Haben wir vergessen, dass es mehr braucht als Talent, um siegreich zu sein? Es braucht Glück, es braucht ein Gefühl des Vertrauens. Wo war das Vertrauen in den Wochen der WM. Vertrauen heißt nicht: vertrauen, dass der Sieg kommt. Er kommt mit einer Wahrscheinlichkeit, die nicht höher ist als 50 Prozent. Und er kann nicht jedes Mal kommen.

Vertrauen ist das Gefühl, welches wir unserem Team schenken (!) und welches ihnen signalisiert, dass es UNSER TEAM ist! Was auch immer kommt! Vertrauen ist eine Grundbedingung für Erfolg. Auch für eine erfolgreiche Titelverteidigung!

Wo war das Vertrauen? Wo war es in dieser erbarmungslosen Kritik einzelner Spieler über Fotos mit Politikern?
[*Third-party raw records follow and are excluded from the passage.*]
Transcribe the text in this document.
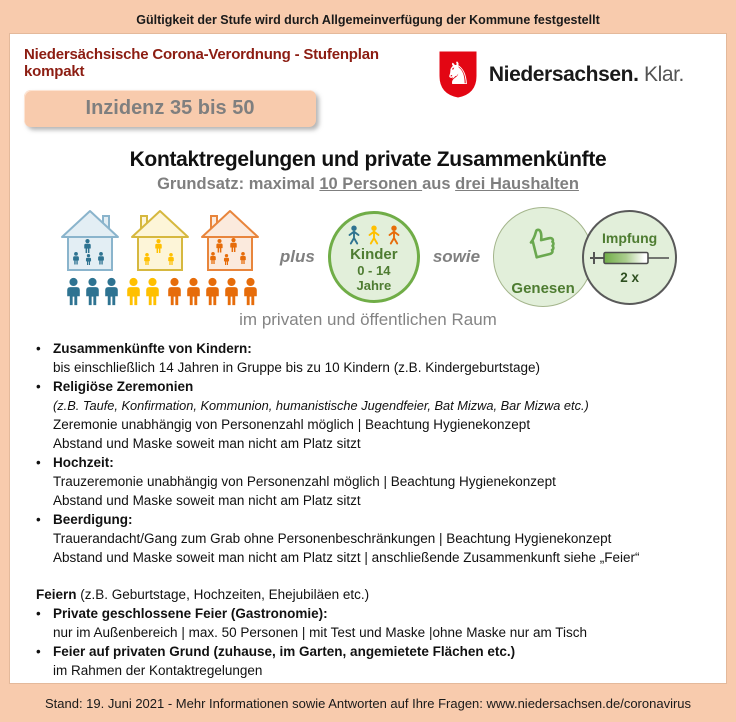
Gültigkeit der Stufe wird durch Allgemeinverfügung der Kommune festgestellt
Niedersächsische Corona-Verordnung - Stufenplan kompakt
Inzidenz 35 bis 50
♞ Niedersachsen. Klar.
Kontaktregelungen und private Zusammenkünfte
Grundsatz: maximal 10 Personen aus drei Haushalten
plus Kinder
0 - 14
Jahre
sowie
Genesen
Impfung
2 x
im privaten und öffentlichen Raum
•
Zusammenkünfte von Kindern:
bis einschließlich 14 Jahren in Gruppe bis zu 10 Kindern (z.B. Kindergeburtstage)
•
Religiöse Zeremonien
(z.B. Taufe, Konfirmation, Kommunion, humanistische Jugendfeier, Bat Mizwa, Bar Mizwa etc.)
Zeremonie unabhängig von Personenzahl möglich | Beachtung Hygienekonzept
Abstand und Maske soweit man nicht am Platz sitzt
•
Hochzeit:
Trauzeremonie unabhängig von Personenzahl möglich | Beachtung Hygienekonzept
Abstand und Maske soweit man nicht am Platz sitzt
•
Beerdigung:
Trauerandacht/Gang zum Grab ohne Personenbeschränkungen | Beachtung Hygienekonzept
Abstand und Maske soweit man nicht am Platz sitzt | anschließende Zusammenkunft siehe „Feier“
Feiern (z.B. Geburtstage, Hochzeiten, Ehejubiläen etc.)
•
Private geschlossene Feier (Gastronomie):
nur im Außenbereich | max. 50 Personen | mit Test und Maske |ohne Maske nur am Tisch
•
Feier auf privaten Grund (zuhause, im Garten, angemietete Flächen etc.)
im Rahmen der Kontaktregelungen
Stand: 19. Juni 2021 - Mehr Informationen sowie Antworten auf Ihre Fragen: www.niedersachsen.de/coronavirus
Mesut Özil kenne ich nicht, aber ich vertraue ihm, dass er nicht wegen eines Fotos mit einem Politiker dessen Politik gutheißt. Weder 2010, als es opportun war, ein Foto mit Mesut Özil zum politischen Statement zu machen (es waren „die Politik“ und „die Medien“, die das Foto des Sports auch damals in unangemessener Weise aufgeladen haben), noch 2018, als es plötzlich „verantwortungslos“ war, einem Politiker den Wunsch eines Fotos zu erfüllen. Kann sein, dass Mesut Özil und Ilkay Gündogan nicht gesehen haben, dass ihre Geste politisch munitioniert werden kann. Aber dass wir uns als Gesellschaft so spalten lassen und Sportler derart in die Pfanne hauen, sagt viel mehr über Charakter aus, als vermeintliches Versagen von jungen Männern auf einem Fußballfeld.

Die Reaktionen auf das #Ausscheiden 2018 lassen jene Empathie vermissen, die wir 2014 für Brasilien empfunden haben. Sie lassen jede Empathie vermissen, die wir als Gesellschaft benötigen, um Herausforderungen zu bestehen, den wir uns in einer komplexen Welt ausgesetzt sehen werden, ob wir wollen, oder nicht.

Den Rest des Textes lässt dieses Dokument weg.